Me? ADHD? Isn’t that what little boys who can’t sit still in class have? I’ve always been a high performer, surely I don’t have ADHD.
She explained how ADHD is often mistaken for depression in girls and women. Those feelings of despair, she explained, are the fallout from untreated ADHD, not clinical depression. She prescribed an ADHD medication, which helped some of my most acute “depression” symptoms almost immediately. I read everything I could find about ADHD in women; common symptoms include time blindness, perpetually feeling overwhelmed and chaotic, impulsiveness, poor prioritization, hyperfocus… It’s me! I started to understand the way I was wired. I started accepting that I was neurodivergent, trying to navigate a neurotypical world. Of course it’s been draining. Of course I’ve felt misunderstood. That diagnosis – a diagram of my brain to help me understand me – was a gift.
For the first time I saw that better was possible. The backpack, once filled to capacity with my anxiety disorder and the symptoms of depression from my untreated ADHD, was suddenly more manageable for me to carry. And as much as I once wanted it all gone, therapy taught me that anxiety – those last few rocks in the backpack – does not have to be a burden: anxiety can actually be a very good judge of right and wrong. When I drove away from Seattle that day, my anxiety was screaming, “You love it here! Leaving here isn’t the solution to your problems!” Now, I know how to listen to those clever little rocks. Through therapy, I also learned how to put the backpack down for a bit, and how to let someone else carry it for me for a few miles. I’m always aware of the rocks, but I feel their heaviness more at certain times than others, the way the old Achilles tendonitis of my field hockey-playing days sometimes aches more when it rains. The rocks are part of me. Anxiety is part of what makes me, me. The therapy that helped me come to peace with that was another beautiful gift. (I moved back to Seattle, btw.)
Reason to hope
The reason I wanted to come to Truveta is because I know my story is not unique. My road to relief was long, and there were times when it felt hopeless. I was unbelievably fortunate to have resources and support along my mental health journey, and I’m grateful for that every day. But many people haven’t been as fortunate on their journeys. With Truveta, research into conditions like clinical depression and panic disorder, and neurodivergent conditions like ADHD and autism, could be expedited.
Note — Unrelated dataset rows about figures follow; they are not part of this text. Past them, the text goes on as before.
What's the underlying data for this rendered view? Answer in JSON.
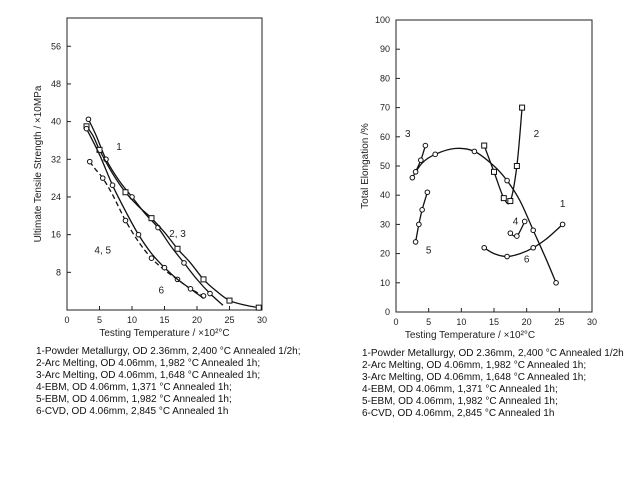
{
  "chart_data": [
    {
      "type": "line",
      "title": "",
      "xlabel": "Testing Temperature / ×10²°C",
      "ylabel": "Ultimate Tensile Strength / ×10MPa",
      "xlim": [
        0,
        30
      ],
      "ylim": [
        0,
        62
      ],
      "xticks": [
        0,
        5,
        10,
        15,
        20,
        25,
        30
      ],
      "yticks": [
        8,
        16,
        24,
        32,
        40,
        48,
        56
      ],
      "series": [
        {
          "name": "1",
          "style": "solid",
          "marker": "circle",
          "x": [
            3.3,
            4.5,
            6,
            8,
            10,
            12,
            14,
            16,
            18,
            20,
            22,
            24
          ],
          "y": [
            40.5,
            37,
            32,
            27.5,
            24,
            20.5,
            17.5,
            13.5,
            10,
            6.5,
            3.5,
            1
          ]
        },
        {
          "name": "2, 3",
          "style": "solid",
          "marker": "square",
          "x": [
            3,
            4,
            5,
            7,
            9,
            11,
            13,
            15,
            17,
            19,
            21,
            23,
            25,
            27.5,
            29.5
          ],
          "y": [
            39,
            37,
            34,
            29,
            25,
            22,
            19.5,
            16.5,
            13,
            10,
            6.5,
            4,
            2,
            1,
            0.5
          ]
        },
        {
          "name": "4, 5",
          "style": "dashed",
          "marker": "circle",
          "x": [
            3.5,
            4.3,
            5.5,
            7,
            9,
            11,
            13,
            15,
            17,
            19,
            21
          ],
          "y": [
            31.5,
            30,
            28,
            24.5,
            19,
            14.5,
            11,
            8.5,
            6.5,
            4.5,
            3
          ]
        },
        {
          "name": "6",
          "style": "solid",
          "marker": "circle",
          "x": [
            3,
            5,
            7,
            9,
            11,
            13,
            15,
            17,
            19,
            21
          ],
          "y": [
            38.5,
            33,
            26.5,
            21,
            16,
            12,
            9,
            6.5,
            4.5,
            2.5
          ]
        }
      ],
      "labels": [
        {
          "text": "1",
          "x": 8,
          "y": 34
        },
        {
          "text": "2, 3",
          "x": 17,
          "y": 15.5
        },
        {
          "text": "4, 5",
          "x": 5.5,
          "y": 12
        },
        {
          "text": "6",
          "x": 14.5,
          "y": 3.5
        }
      ],
      "legend_lines": [
        "1-Powder Metallurgy, OD 2.36mm, 2,400 °C Annealed 1/2h;",
        "2-Arc Melting, OD 4.06mm, 1,982 °C Annealed 1h;",
        "3-Arc Melting, OD 4.06mm, 1,648 °C Annealed 1h;",
        "4-EBM, OD 4.06mm, 1,371 °C Annealed 1h;",
        "5-EBM, OD 4.06mm, 1,982 °C Annealed 1h;",
        "6-CVD, OD 4.06mm, 2,845 °C Annealed 1h"
      ]
    },
    {
      "type": "line",
      "title": "",
      "xlabel": "Testing Temperature / ×10²°C",
      "ylabel": "Total Elongation /%",
      "xlim": [
        0,
        30
      ],
      "ylim": [
        0,
        100
      ],
      "xticks": [
        0,
        5,
        10,
        15,
        20,
        25,
        30
      ],
      "yticks": [
        0,
        10,
        20,
        30,
        40,
        50,
        60,
        70,
        80,
        90,
        100
      ],
      "series": [
        {
          "name": "1",
          "style": "solid",
          "marker": "circle",
          "x": [
            2.5,
            4,
            6,
            9,
            12,
            15,
            17,
            19,
            21,
            23,
            24.5
          ],
          "y": [
            46,
            51,
            54,
            56,
            55,
            50,
            45,
            38,
            28,
            18,
            10
          ]
        },
        {
          "name": "2",
          "style": "solid",
          "marker": "square",
          "x": [
            13.5,
            15,
            16.5,
            17.5,
            18.5,
            19.3
          ],
          "y": [
            57,
            48,
            39,
            38,
            50,
            70
          ]
        },
        {
          "name": "3",
          "style": "solid",
          "marker": "circle",
          "x": [
            3,
            3.8,
            4.5
          ],
          "y": [
            48,
            52,
            57
          ]
        },
        {
          "name": "4",
          "style": "solid",
          "marker": "circle",
          "x": [
            17.5,
            18.5,
            19.7
          ],
          "y": [
            27,
            26,
            31
          ]
        },
        {
          "name": "5",
          "style": "solid",
          "marker": "circle",
          "x": [
            3,
            3.5,
            4,
            4.8
          ],
          "y": [
            24,
            30,
            35,
            41
          ]
        },
        {
          "name": "6",
          "style": "solid",
          "marker": "circle",
          "x": [
            13.5,
            15,
            17,
            19,
            21,
            23,
            25.5
          ],
          "y": [
            22,
            20,
            19,
            20,
            22,
            25,
            30
          ]
        }
      ],
      "labels": [
        {
          "text": "1",
          "x": 25.5,
          "y": 36
        },
        {
          "text": "2",
          "x": 21.5,
          "y": 60
        },
        {
          "text": "3",
          "x": 1.8,
          "y": 60
        },
        {
          "text": "4",
          "x": 18.3,
          "y": 30
        },
        {
          "text": "5",
          "x": 5,
          "y": 20
        },
        {
          "text": "6",
          "x": 20,
          "y": 17
        }
      ],
      "legend_lines": [
        "1-Powder Metallurgy, OD 2.36mm, 2,400 °C Annealed 1/2h;",
        "2-Arc Melting, OD 4.06mm, 1,982 °C Annealed 1h;",
        "3-Arc Melting, OD 4.06mm, 1,648 °C Annealed 1h;",
        "4-EBM, OD 4.06mm, 1,371 °C Annealed 1h;",
        "5-EBM, OD 4.06mm, 1,982 °C Annealed 1h;",
        "6-CVD, OD 4.06mm, 2,845 °C Annealed 1h"
      ]
    }
  ]
}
There is so much potential to reach accurate diagnoses and effective treatments faster. Truveta’s vision is saving lives with data, and I believe some of those lives could belong to people like me.
I’m 36. When I was in school, the stigma around mental health issues was enormous, so we didn’t talk about it. Silence can make mental health issues feel even more isolating and ominous. And through a combination of societal factors, including the pandemic, more people are suffering from mental health issues now than ever before. But the stigma is less now than it was 20 years ago. Not gone, of course, hence the importance of Mental Health Awareness Month. But in addition to the greater societal awareness and acceptance, as well as the promise that Truveta brings to this space, there are already a ton of other tech-based resources available to help folks, regardless of their condition: apps to teach meditation and mindfulness, video- and text-based therapy options, and even condition-specific apps to help people manage things like PTSD and bipolar disorder. Mental health resources are more available and accessible now than ever before. That gives me a lot of hope.
This Mental Health Awareness Month, I’m sending strength and support to those who are still seeking answers and relief, and gratitude to those who are helping people in need, including those who have helped me. We are not alone.
If you or anyone you know is experiencing suicidal thoughts, please reach out to the National Suicide Prevention Lifeline: 1-800-273-8255.